The Jerusalem Post
Many police, few protesters as far right enters Austrian government
Merkel takes wait-and-see approach to working with Kurz
VIENNA (Reuters) – Hundreds of police sealed off part of central Vienna against protesters on Monday as Austria became the only western European country with a far-right party in power, but demonstrations against the swearing-in ceremony proved small and largely peaceful.
The last time the anti-immigration Freedom Party (FPO) entered the government in Austria, demonstrations were so big that the cabinet took a tunnel from the chancellery to the swearing-in rites at the president’s office across the street.
There was no need for that this time as, almost 18 years on and to a significantly more muted reaction, the country once again became an exception among its peers, but in a very different European political landscape.
Protests nearby drew only a fraction of the tens of thousands who gathered in 2000 – and criticism from across the continent has also been more restrained.
“We will certainly not be going underground to the Hofburg, but rather with our heads held high in the street,” FPO leader Heinz-Christian Strache said earlier in an interview with regional newspapers. He was referring to the former imperial palace that houses the president’s office.
This time, police cleared a large area around the head-ofstate’s office, keeping several thousand protesters about 100 meters away in a nearby square. Chants could be heard as the new ministers from the FPO and the conservative People’s Party (OVP) crossed the street quietly to the ceremony.
OVP leader Sebastian Kurz, who is just 31, was made chancellor after his party won a parliamentary election two months ago, having campaigned with a hard line on immigration in a country that was swept up in Europe’s refugee crisis in 2015.
The two parties’ coalition deal hands control of much of Austria’s security apparatus to the FPO, which came third in the election with 26%. The Social Democrats came in second and have gone back into the opposition.
The agreement, under which Strache becomes vice chancellor, includes plans to cut public spending and taxes and curb benefits for refugees.
“I fear a total shift to the right, a hardening of the domestic political climate and incitement against outsiders,” said 69-year-old protester Wolfgang Pechlaner.
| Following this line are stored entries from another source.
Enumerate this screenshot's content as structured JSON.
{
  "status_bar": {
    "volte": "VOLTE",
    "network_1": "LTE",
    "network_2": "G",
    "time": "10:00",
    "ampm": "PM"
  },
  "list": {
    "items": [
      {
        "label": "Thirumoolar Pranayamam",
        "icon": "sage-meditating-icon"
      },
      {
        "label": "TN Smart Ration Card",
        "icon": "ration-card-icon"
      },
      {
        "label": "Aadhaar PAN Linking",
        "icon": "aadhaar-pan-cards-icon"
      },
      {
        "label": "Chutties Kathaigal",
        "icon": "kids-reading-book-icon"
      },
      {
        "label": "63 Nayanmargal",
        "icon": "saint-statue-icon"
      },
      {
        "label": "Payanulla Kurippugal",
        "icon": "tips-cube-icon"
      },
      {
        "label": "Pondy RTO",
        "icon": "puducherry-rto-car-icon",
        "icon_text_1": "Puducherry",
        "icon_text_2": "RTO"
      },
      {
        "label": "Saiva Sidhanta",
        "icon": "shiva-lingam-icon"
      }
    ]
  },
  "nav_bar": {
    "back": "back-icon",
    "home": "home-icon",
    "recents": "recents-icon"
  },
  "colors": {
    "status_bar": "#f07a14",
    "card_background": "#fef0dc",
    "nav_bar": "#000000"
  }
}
The FPO’s success made it an outsider in Europe in the 1990s when it was led by the late Joerg Haider, who drew controversy by praising Adolf Hitler’s employment policies.
Now it is one of many anti-establishment parties making electoral gains in Europe, capitalizing on frustration at mainstream politicians’ handling of the economy, security and immigration. Its allies and sister parties this year entered the German parliament and made the French presidential run-off.
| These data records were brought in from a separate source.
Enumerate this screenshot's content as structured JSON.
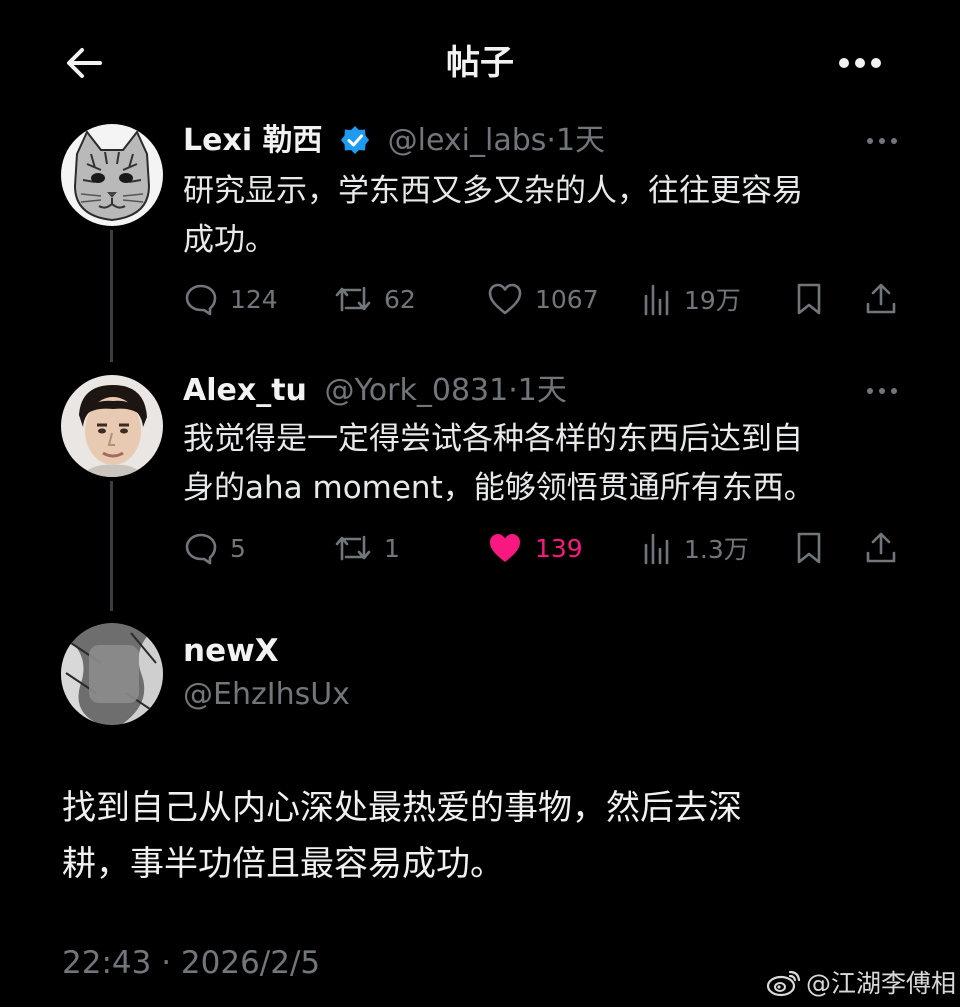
{
  "header": {
    "title": "帖子",
    "back_icon": "arrow-left-icon",
    "more_icon": "more-horizontal-icon"
  },
  "posts": [
    {
      "name": "Lexi 勒西",
      "verified": true,
      "handle": "@lexi_labs",
      "sep": "·",
      "time": "1天",
      "text_lines": [
        "研究显示，学东西又多又杂的人，往往更容易",
        "成功。"
      ],
      "actions": {
        "replies": "124",
        "reposts": "62",
        "likes": "1067",
        "views": "19万"
      }
    },
    {
      "name": "Alex_tu",
      "verified": false,
      "handle": "@York_0831",
      "sep": "·",
      "time": "1天",
      "text_lines": [
        "我觉得是一定得尝试各种各样的东西后达到自",
        "身的aha moment，能够领悟贯通所有东西。"
      ],
      "actions": {
        "replies": "5",
        "reposts": "1",
        "likes": "139",
        "views": "1.3万",
        "liked": true
      }
    }
  ],
  "main_post": {
    "name": "newX",
    "handle": "@EhzIhsUx",
    "text_lines": [
      "找到自己从内心深处最热爱的事物，然后去深",
      "耕，事半功倍且最容易成功。"
    ],
    "timestamp": "22:43 · 2026/2/5"
  },
  "watermark": "@江湖李傅相",
  "colors": {
    "background": "#000000",
    "verified": "#1d9bf0",
    "like_active": "#f91880",
    "muted": "#71767b"
  }
}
Swearing in the new government on Monday, President Alexander Van der Bellen highlighted safeguards built into the coalition agreement.
“We have achieved a clear consensus that [involvement in] Europe or the European Union and continuity in our foreign policy as well as respecting our fundamental rights and freedoms are important fundamental principles,” he said.
That was a reference to the coalition having ruled out a referendum on EU membership, and to Austria’s support for EU sanctions against Russia despite the FPO’s pro-Moscow stance.
The FPO, founded in the 1950s by former Nazis, has backed away from calling for a vote on EU membership. It and Kurz’s conservatives want the EU to focus on fewer tasks, like securing external borders, and hand more powers back to member states.
“I would like good cooperation with our neighbor Austria. We will follow how the EU policy of Austria develops,” German Chancellor Angela Merkel said. “Chancellor Kurz has the intention of being an active partner in Europe, and I am glad of that. We have lots of problems to solve in Europe.”
Other EU countries imposed sanctions on Austria in 2000 in protest at the FPO coming to power. There is no such action being taken this time.
Police said 1,500 officers were deployed in Vienna to deal with the protests, many of which converged near Van der Bellen’s office. People marched peacefully, carrying placards saying “Nazis out” and chanting “Strache is a fascist.”
Police put the number of protesters at 5,000-6,000 and said they had made three arrests. Organizers put the turnout as high as 10,000. By early afternoon, the main crowd was dispersing.
“Both parties, FPO and OVP, are forcing a shift to the right. I want to take a stand against that,” said Karina Neusteurer, a 31-year old nurse protesting with her young son.